Exhibition curator: mgr Alicja Gałęzowska
The first archaeological exhibition open to the public was mounted in Poznan in 1882. It was organized by the Museum at the Friends of Science Society of the Poznań region. Later exhibitions were arranged both by Polish and German institutions, and after the independence in 1918 the role of the organizer was taken over by the Wielkopolskie Museum, from which, following the Second World War, Prehistoric Museum (now: Archaeological Museum) split off as a separate entity.
The present Exhibition is yet another permanent display showing the prehistory of Wielkopolska from the beginnings of human settlement until the close of the Ancient period. Today we know that in its investigation of human prehistory archaeology bases overwhelmingly on the remains of material culture and is unable to reconstruct the life of past societies in all its aspects. Still, the abundance of archaeological artefacts in Wielkopolska allows us to gain a fairly extensive knowledge about the region`s past and to demonstrate its prehistory at the Exhibition. The authors of the programme concentrated their efforts on presenting the cultural framework in which archeological artefacts existed and, consequently, their function.
The present, new Exhibition shows one or more main elements of a particular age, with the remaining constituents of the exhibition arranged around them so as to display the essentials in a compact way. They are, eg, reconstructions of dwellings, graves, various constructions such as kilns and workshops, and figural scenes.
The Older Stone Age, the age of the – hunter-gatherers is displayed by a shelter next to which people`s everyday life is demonstrated, including the two most important activities: hunting and food gathering, together with the production of necessary tools, mainly flint.
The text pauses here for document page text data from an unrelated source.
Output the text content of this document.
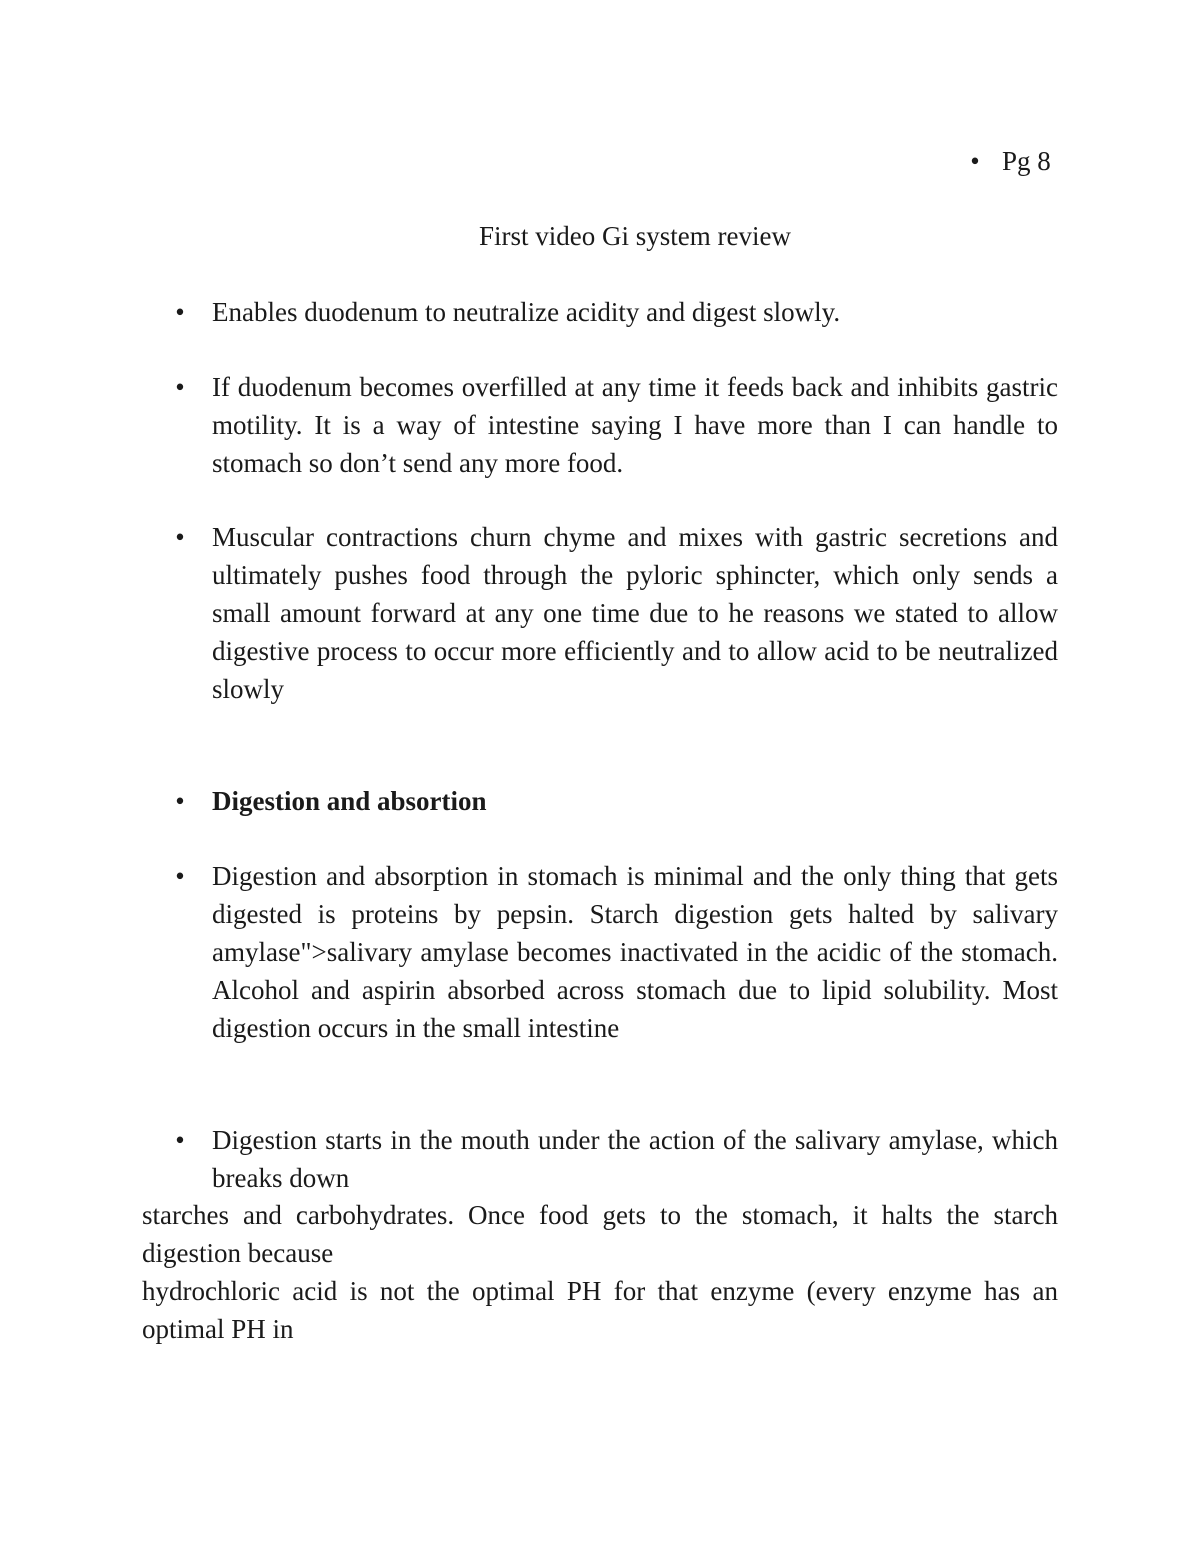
• Pg 8
First video Gi system review
• Enables duodenum to neutralize acidity and digest slowly.
• If duodenum becomes overfilled at any time it feeds back and inhibits gastric motility. It is a way of intestine saying I have more than I can handle to stomach so don’t send any more food.
• Muscular contractions churn chyme and mixes with gastric secretions and ultimately pushes food through the pyloric sphincter, which only sends a small amount forward at any one time due to he reasons we stated to allow digestive process to occur more efficiently and to allow acid to be neutralized slowly
• Digestion and absortion
• Digestion and absorption in stomach is minimal and the only thing that gets digested is proteins by pepsin. Starch digestion gets halted by salivary amylase">salivary amylase becomes inactivated in the acidic of the stomach. Alcohol and aspirin absorbed across stomach due to lipid solubility. Most digestion occurs in the small intestine
• Digestion starts in the mouth under the action of the salivary amylase, which breaks down
starches and carbohydrates. Once food gets to the stomach, it halts the starch digestion because
hydrochloric acid is not the optimal PH for that enzyme (every enzyme has an optimal PH in
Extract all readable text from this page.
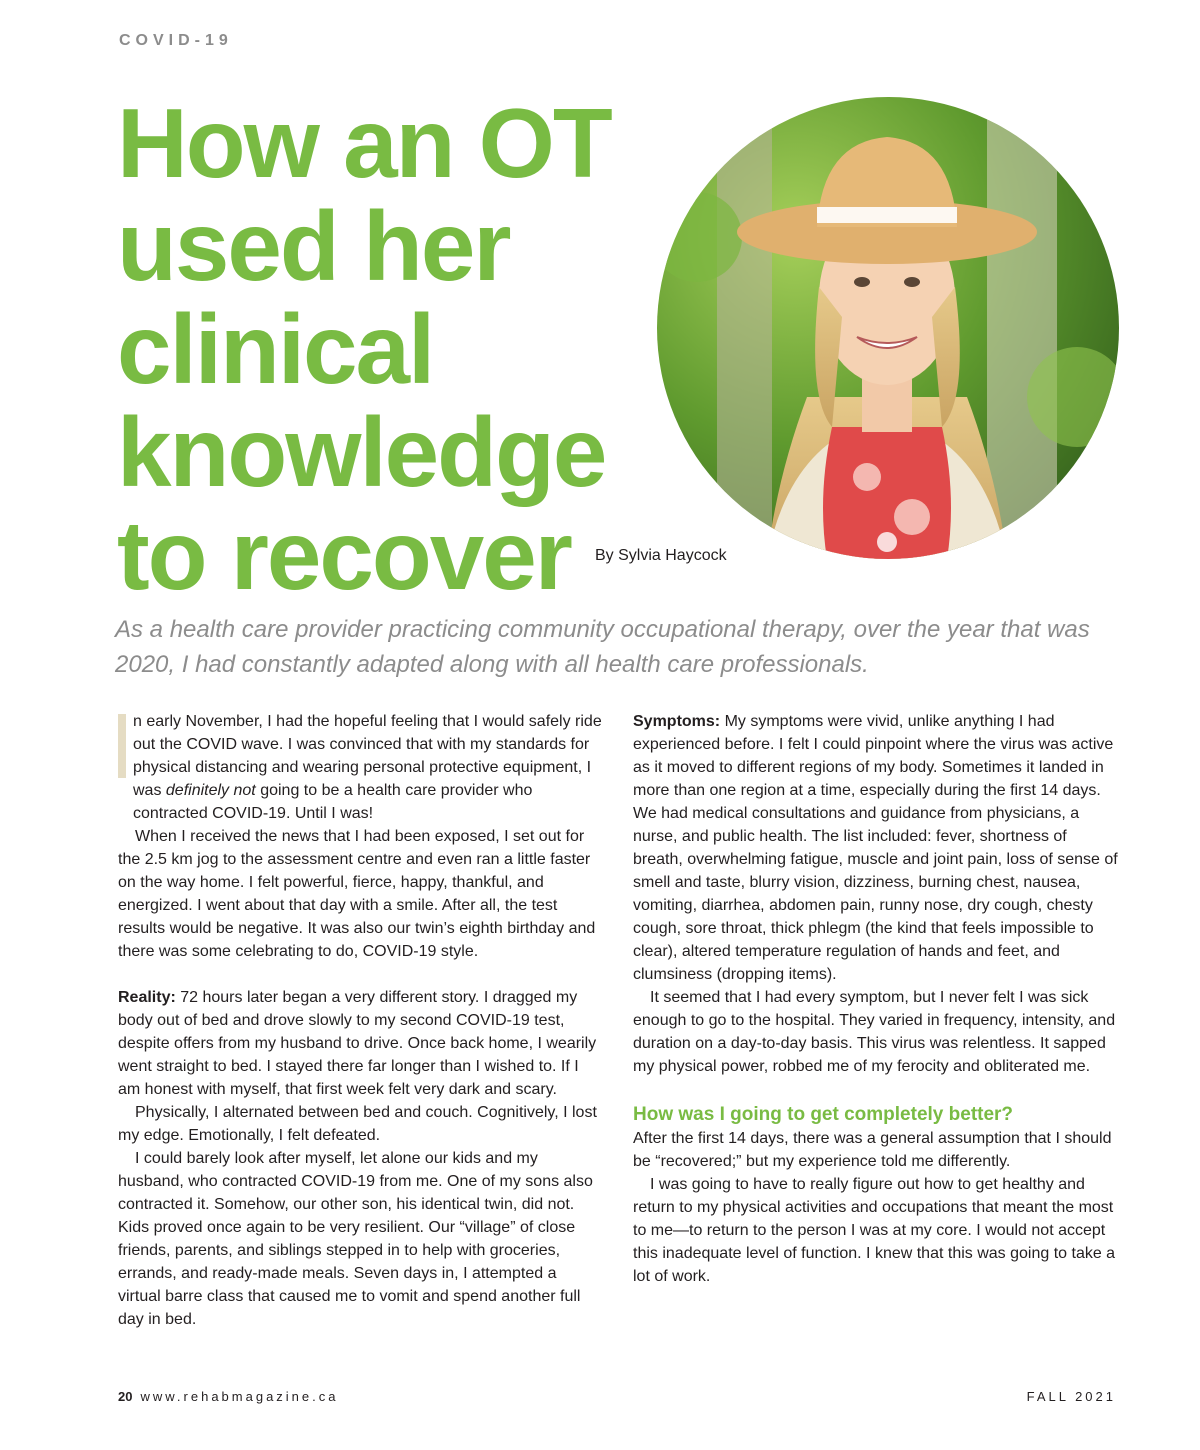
COVID-19
How an OT
used her
clinical
knowledge
to recover	By Sylvia Haycock

As a health care provider practicing community occupational therapy, over the year that was 2020, I had constantly adapted along with all health care professionals.

n early November, I had the hopeful feeling that I would safely ride out the COVID wave. I was convinced that with my standards for physical distancing and wearing personal protective equipment, I was definitely not going to be a health care provider who contracted COVID-19. Until I was!

When I received the news that I had been exposed, I set out for the 2.5 km jog to the assessment centre and even ran a little faster on the way home. I felt powerful, fierce, happy, thankful, and energized. I went about that day with a smile. After all, the test results would be negative. It was also our twin’s eighth birthday and there was some celebrating to do, COVID-19 style.

Reality: 72 hours later began a very different story. I dragged my body out of bed and drove slowly to my second COVID-19 test, despite offers from my husband to drive. Once back home, I wearily went straight to bed. I stayed there far longer than I wished to. If I am honest with myself, that first week felt very dark and scary.

Physically, I alternated between bed and couch. Cognitively, I lost my edge. Emotionally, I felt defeated.

I could barely look after myself, let alone our kids and my husband, who contracted COVID-19 from me. One of my sons also contracted it. Somehow, our other son, his identical twin, did not. Kids proved once again to be very resilient. Our “village” of close friends, parents, and siblings stepped in to help with groceries, errands, and ready-made meals. Seven days in, I attempted a virtual barre class that caused me to vomit and spend another full day in bed.

Symptoms: My symptoms were vivid, unlike anything I had experienced before. I felt I could pinpoint where the virus was active as it moved to different regions of my body. Sometimes it landed in more than one region at a time, especially during the first 14 days. We had medical consultations and guidance from physicians, a nurse, and public health. The list included: fever, shortness of breath, overwhelming fatigue, muscle and joint pain, loss of sense of smell and taste, blurry vision, dizziness, burning chest, nausea, vomiting, diarrhea, abdomen pain, runny nose, dry cough, chesty cough, sore throat, thick phlegm (the kind that feels impossible to clear), altered temperature regulation of hands and feet, and clumsiness (dropping items).

It seemed that I had every symptom, but I never felt I was sick enough to go to the hospital. They varied in frequency, intensity, and duration on a day-to-day basis. This virus was relentless. It sapped my physical power, robbed me of my ferocity and obliterated me.

How was I going to get completely better?

After the first 14 days, there was a general assumption that I should be “recovered;” but my experience told me differently.

I was going to have to really figure out how to get healthy and return to my physical activities and occupations that meant the most to me—to return to the person I was at my core. I would not accept this inadequate level of function. I knew that this was going to take a lot of work.

20 www.rehabmagazine.ca	FALL 2021
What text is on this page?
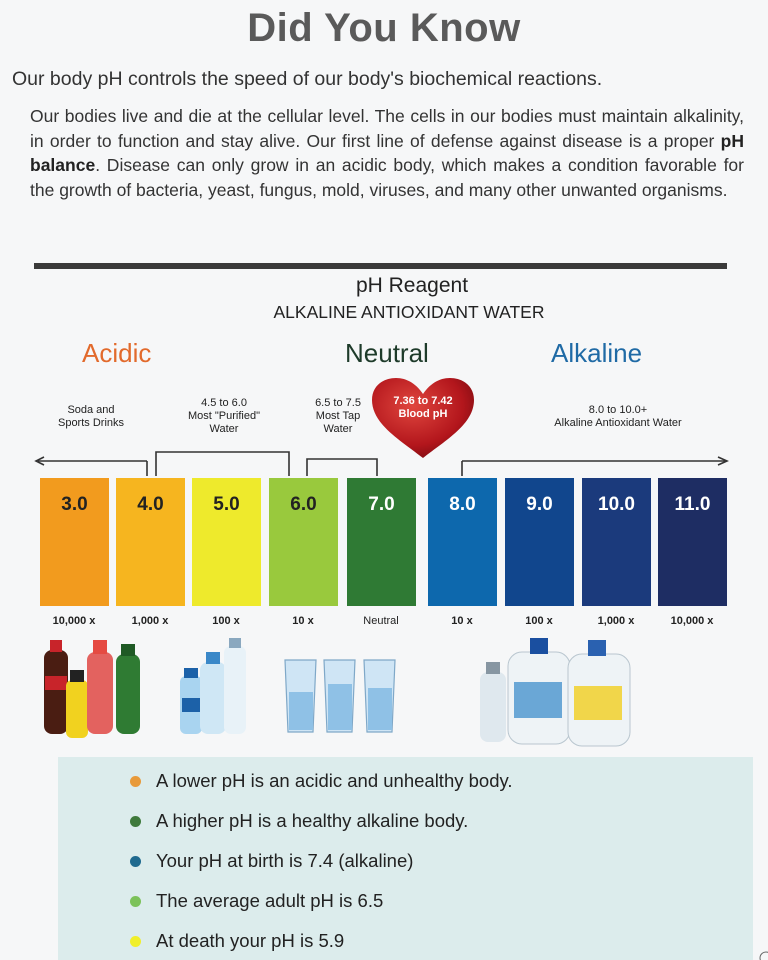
Did You Know
Our body pH controls the speed of our body's biochemical reactions.
Our bodies live and die at the cellular level. The cells in our bodies must maintain alkalinity, in order to function and stay alive. Our first line of defense against disease is a proper pH balance. Disease can only grow in an acidic body, which makes a condition favorable for the growth of bacteria, yeast, fungus, mold, viruses, and many other unwanted organisms.
pH Reagent
ALKALINE ANTIOXIDANT WATER
Acidic	Neutral	Alkaline
Soda and
Sports Drinks
4.5 to 6.0
Most "Purified"
Water
6.5 to 7.5
Most Tap
Water
8.0 to 10.0+
Alkaline Antioxidant Water
7.36 to 7.42
Blood pH
3.0
10,000 x
4.0
1,000 x
5.0
100 x
6.0
10 x
7.0
Neutral
8.0
10 x
9.0
100 x
10.0
1,000 x
11.0
10,000 x
A lower pH is an acidic and unhealthy body.
A higher pH is a healthy alkaline body.
Your pH at birth is 7.4 (alkaline)
The average adult pH is 6.5
At death your pH is 5.9
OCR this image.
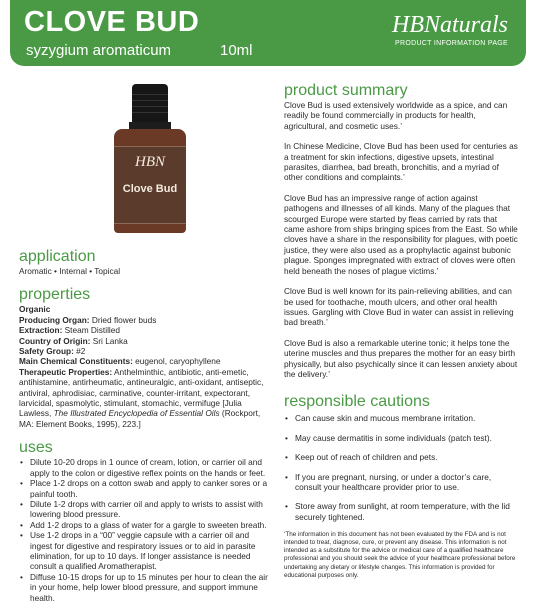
CLOVE BUD
syzygium aromaticum	10ml
HBNaturals
PRODUCT INFORMATION PAGE
HBN
Clove Bud
application
Aromatic • Internal • Topical
properties
Organic
Producing Organ: Dried flower buds
Extraction: Steam Distilled
Country of Origin: Sri Lanka
Safety Group: #2
Main Chemical Constituents: eugenol, caryophyllene
Therapeutic Properties: Anthelminthic, antibiotic, anti-emetic, antihistamine, antirheumatic, antineuralgic, anti-oxidant, antiseptic, antiviral, aphrodisiac, carminative, counter-irritant, expectorant, larvicidal, spasmolytic, stimulant, stomachic, vermifuge [Julia Lawless, The Illustrated Encyclopedia of Essential Oils (Rockport, MA: Element Books, 1995), 223.]
uses
• Dilute 10-20 drops in 1 ounce of cream, lotion, or carrier oil and apply to the colon or digestive reflex points on the hands or feet.
• Place 1-2 drops on a cotton swab and apply to canker sores or a painful tooth.
• Dilute 1-2 drops with carrier oil and apply to wrists to assist with lowering blood pressure.
• Add 1-2 drops to a glass of water for a gargle to sweeten breath.
• Use 1-2 drops in a “00” veggie capsule with a carrier oil and ingest for digestive and respiratory issues or to aid in parasite elimination, for up to 10 days. If longer assistance is needed consult a qualified Aromatherapist.
• Diffuse 10-15 drops for up to 15 minutes per hour to clean the air in your home, help lower blood pressure, and support immune health.
product summary

Clove Bud is used extensively worldwide as a spice, and can readily be found commercially in products for health, agricultural, and cosmetic uses.’

In Chinese Medicine, Clove Bud has been used for centuries as a treatment for skin infections, digestive upsets, intestinal parasites, diarrhea, bad breath, bronchitis, and a myriad of other conditions and complaints.’

Clove Bud has an impressive range of action against pathogens and illnesses of all kinds. Many of the plagues that scourged Europe were started by fleas carried by rats that came ashore from ships bringing spices from the East. So while cloves have a share in the responsibility for plagues, with poetic justice, they were also used as a prophylactic against bubonic plague. Sponges impregnated with extract of cloves were often held beneath the noses of plague victims.’

Clove Bud is well known for its pain-relieving abilities, and can be used for toothache, mouth ulcers, and other oral health issues. Gargling with Clove Bud in water can assist in relieving bad breath.’

Clove Bud is also a remarkable uterine tonic; it helps tone the uterine muscles and thus prepares the mother for an easy birth physically, but also psychically since it can lessen anxiety about the delivery.’

responsible cautions
• Can cause skin and mucous membrane irritation.
• May cause dermatitis in some individuals (patch test).
• Keep out of reach of children and pets.
• If you are pregnant, nursing, or under a doctor’s care, consult your healthcare provider prior to use.
• Store away from sunlight, at room temperature, with the lid securely tightened.
‘The information in this document has not been evaluated by the FDA and is not intended to treat, diagnose, cure, or prevent any disease. This information is not intended as a substitute for the advice or medical care of a qualified healthcare professional and you should seek the advice of your healthcare professional before undertaking any dietary or lifestyle changes. This information is provided for educational purposes only.
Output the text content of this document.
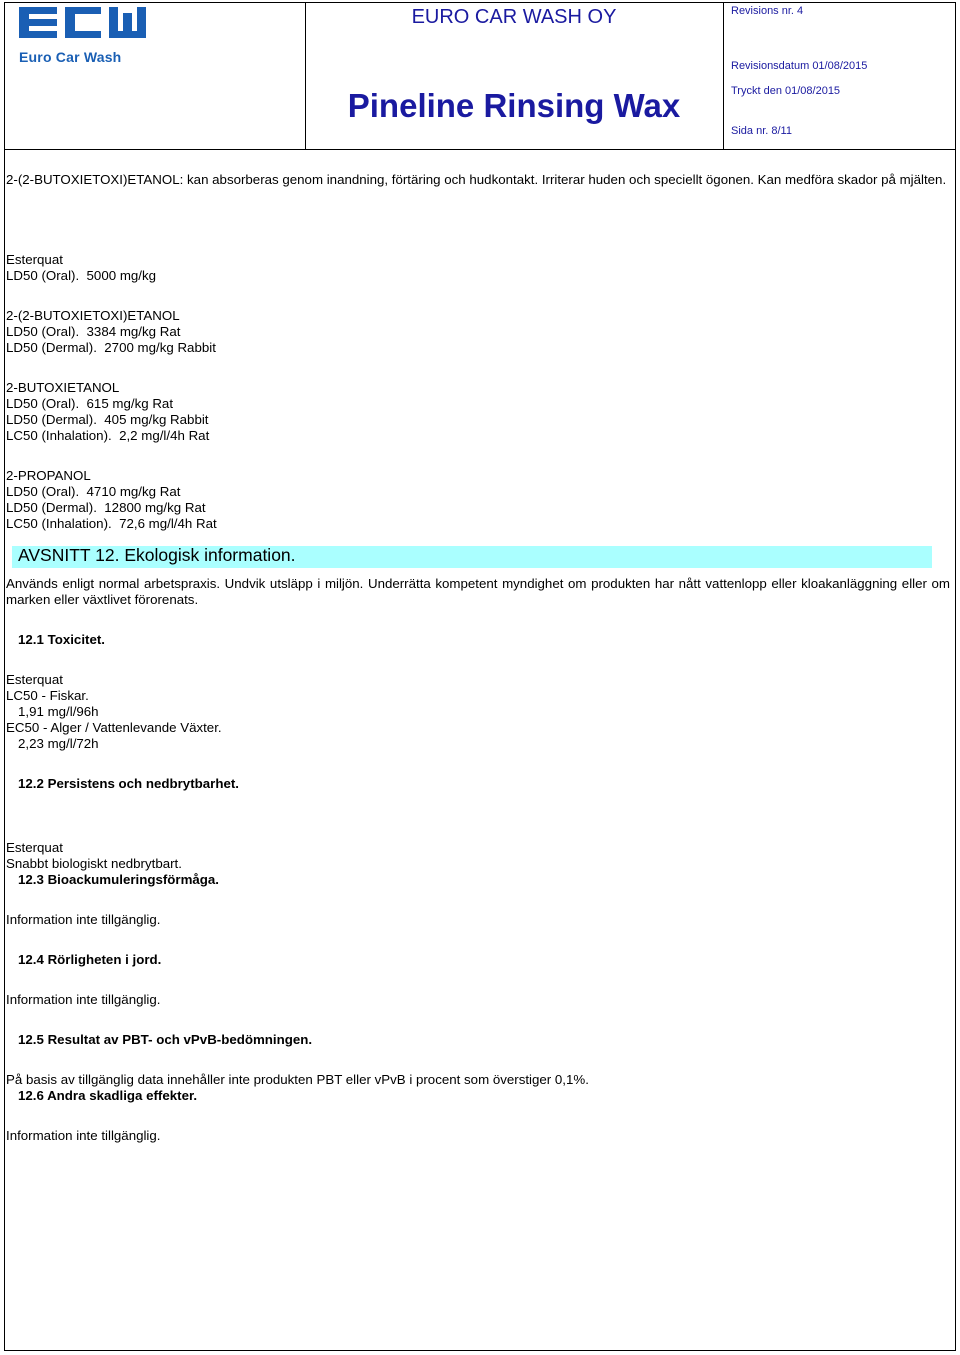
Euro Car Wash
EURO CAR WASH OY
Pineline Rinsing Wax
Revisions nr. 4
Revisionsdatum 01/08/2015
Tryckt den 01/08/2015
Sida nr. 8/11

2-(2-BUTOXIETOXI)ETANOL: kan absorberas genom inandning, förtäring och hudkontakt. Irriterar huden och speciellt ögonen. Kan medföra skador på mjälten.

Esterquat

LD50 (Oral).  5000 mg/kg

2-(2-BUTOXIETOXI)ETANOL

LD50 (Oral).  3384 mg/kg Rat

LD50 (Dermal).  2700 mg/kg Rabbit

2-BUTOXIETANOL

LD50 (Oral).  615 mg/kg Rat

LD50 (Dermal).  405 mg/kg Rabbit

LC50 (Inhalation).  2,2 mg/l/4h Rat

2-PROPANOL

LD50 (Oral).  4710 mg/kg Rat

LD50 (Dermal).  12800 mg/kg Rat

LC50 (Inhalation).  72,6 mg/l/4h Rat

AVSNITT 12. Ekologisk information.

Används enligt normal arbetspraxis. Undvik utsläpp i miljön. Underrätta kompetent myndighet om produkten har nått vattenlopp eller kloakanläggning eller om marken eller växtlivet förorenats.

12.1 Toxicitet.

Esterquat

LC50 - Fiskar.

1,91 mg/l/96h

EC50 - Alger / Vattenlevande Växter.

2,23 mg/l/72h

12.2 Persistens och nedbrytbarhet.

Esterquat

Snabbt biologiskt nedbrytbart.

12.3 Bioackumuleringsförmåga.

Information inte tillgänglig.

12.4 Rörligheten i jord.

Information inte tillgänglig.

12.5 Resultat av PBT- och vPvB-bedömningen.

På basis av tillgänglig data innehåller inte produkten PBT eller vPvB i procent som överstiger 0,1%.

12.6 Andra skadliga effekter.

Information inte tillgänglig.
In the Younger Stone Age, when agriculture and animal husbandry became the mainstay of subsistence, this major change in economy and its influence on other aspects of life (such as construction of permanent settlements with wooden houses, pottery production, weaving and changes in the burial ritual) are manifested in the erection of sizable graves with earth-work mounds or stone-work constructions (megaliths).
The Bronze Age, which witnessed the introduction of the new metal, also saw the growth in material culture, changes in the system of beliefs manifested in the dominance of crematory burial rites, and finally, at the turn of the Iron Age, the advent of wooden fortified settlements (grody); the one in Biskupin is among the best known.
In the Iron Age, with the emergence of a distinctive burial ritual, new graves appeared in the forms of stone chests to contain cinerary urns, often decorated with images of human faces (face cinerary urns twarzowe), with incinerated bones of the dead inside. At this time the Polish territories saw the expansion of the Celts, who introduced great changes into the cultures of peoples inhabiting Europe. New inventions appeared (potter`s wheel, an improved tool for milling grain – a rotary quern) and the religious beliefs underwent a transformation. The rhythm of changes in Wielkopolska was identical with those in other Polish regions.
The political and cultural expansion of Roman Empire intensified the contacts between Central Europe and the Mediterranean world, and led to economic growth of the communities inhabiting the region. Melting of iron and other metals developed on a great scale, different crafts appeared and evolved, and the material culture became more diversified and sophisticated. The end of the age, or, more precisely, of this particular part of the Iron Age, came together with the fall of the Roman Empire and the wanderings of peoples of the “barbaric” Europe in the 5th century after Christ. This led to depopulation of Central Europe and its conquest by the Slavs – and marked the beginning of a new era in the history of Europe – the Middle Ages.